3. Use of synchronous planting: Manigbas encouraged farmers to practice synchronous planting in their communities under rainfed conditions, as it reduces incidence of pests and diseases in a specific area, thus minimizing yield loss. Dry land preparation is also encouraged so that farmers can do direct-seeding when the rain comes. With this technique, the seeds will start to germinate within 5 days.
Manigbas explained that under irrigated lowland conditions, land preparation should be done at the onset of heavy rains so that fields are well-soaked in water. Levees and dikes should be repaired to avoid water loss. Farmers can use the wet bed or “dapog” method for seed establishment depending on field conditions. PhilRice also suggests proper drainage to avoid flooding, use of machines during land preparation, harvesting, threshing, and drying to save time and labor.
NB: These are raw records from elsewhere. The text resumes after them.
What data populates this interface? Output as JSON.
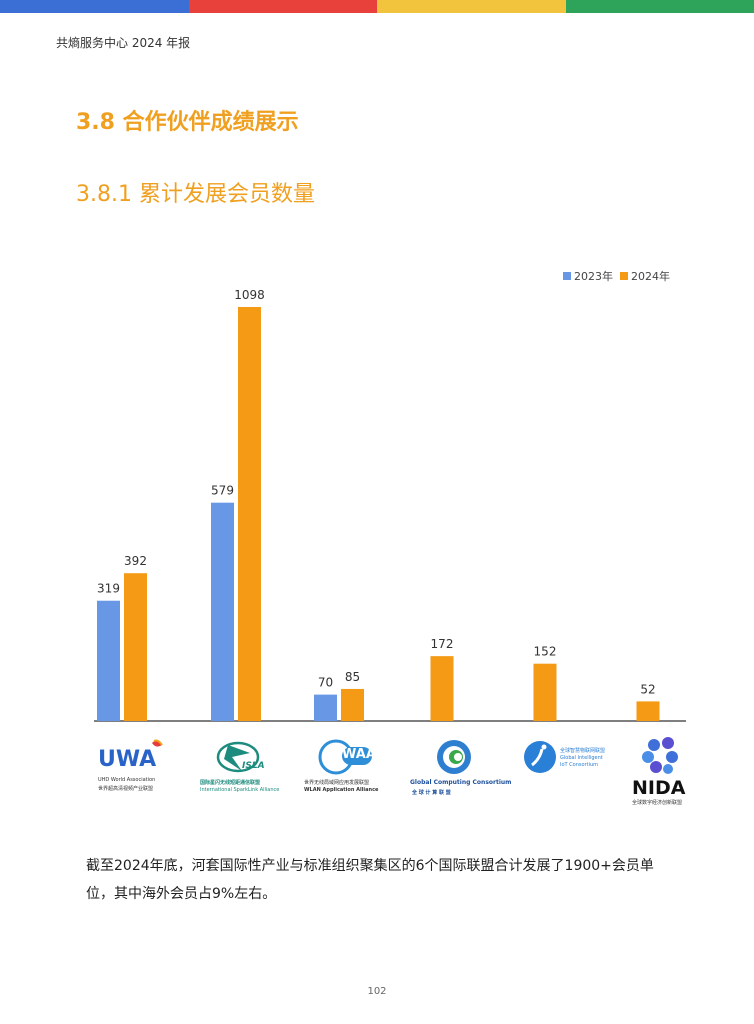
{
  "header": {
    "text": "共熵服务中心 2024 年报"
  },
  "top_bar_colors": [
    "#3b6fd6",
    "#e8403a",
    "#f2c33c",
    "#2ea35a"
  ],
  "section": {
    "title": "3.8 合作伙伴成绩展示",
    "subtitle": "3.8.1 累计发展会员数量",
    "title_color": "#f0a020"
  },
  "chart_data": {
    "type": "bar",
    "categories": [
      "UWA",
      "ISLA",
      "WAA",
      "GCC",
      "GIIC",
      "NIDA"
    ],
    "series": [
      {
        "name": "2023年",
        "color": "#6897e6",
        "values": [
          319,
          579,
          70,
          null,
          null,
          null
        ]
      },
      {
        "name": "2024年",
        "color": "#f59a14",
        "values": [
          392,
          1098,
          85,
          172,
          152,
          52
        ]
      }
    ],
    "ylim": [
      0,
      1098
    ],
    "legend": "top-right",
    "grid": false
  },
  "logos": {
    "uwa": {
      "mark": "UWA",
      "line1": "UHD World Association",
      "line2": "世界超高清视频产业联盟"
    },
    "isla": {
      "mark": "ISLA",
      "line1": "国际星闪无线短距通信联盟",
      "line2": "International SparkLink Alliance"
    },
    "waa": {
      "mark": "WAA",
      "line1": "世界无线局域网应用发展联盟",
      "line2": "WLAN Application Alliance"
    },
    "gcc": {
      "line1": "Global Computing Consortium",
      "line2": "全 球 计 算 联 盟"
    },
    "giic": {
      "line1": "全球智慧物联网联盟",
      "line2": "Global Intelligent",
      "line3": "IoT Consortium"
    },
    "nida": {
      "mark": "NIDA",
      "line1": "全球数字经济创新联盟"
    }
  },
  "body": {
    "text": "截至2024年底，河套国际性产业与标准组织聚集区的6个国际联盟合计发展了1900+会员单位，其中海外会员占9%左右。"
  },
  "page": {
    "number": "102"
  }
}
“Time is vital during the wet season, especially during harvest. As the rain usually comes in the afternoon, we suggest the use of [a] combine harvester to hasten harvesting operations. If it is unavailable, farmers can use [a] reaper and collect the [straw] for threshing.”
4. Use technologies for yield loss prevention: Manigbas emphasized the importance of finishing field operations in the shortest possible time to prevent yield loss. PhilRice also recommends drying of palay in flatbed dryers and on nylon nets or canvas for easier turnover when the rain comes. “The general rule is to harvest and thresh the crop within a short period of time and dry the seeds to the desired moisture content – usually 14 percent.”
This appeared in Agriculture Monthly’s July 2016 issue.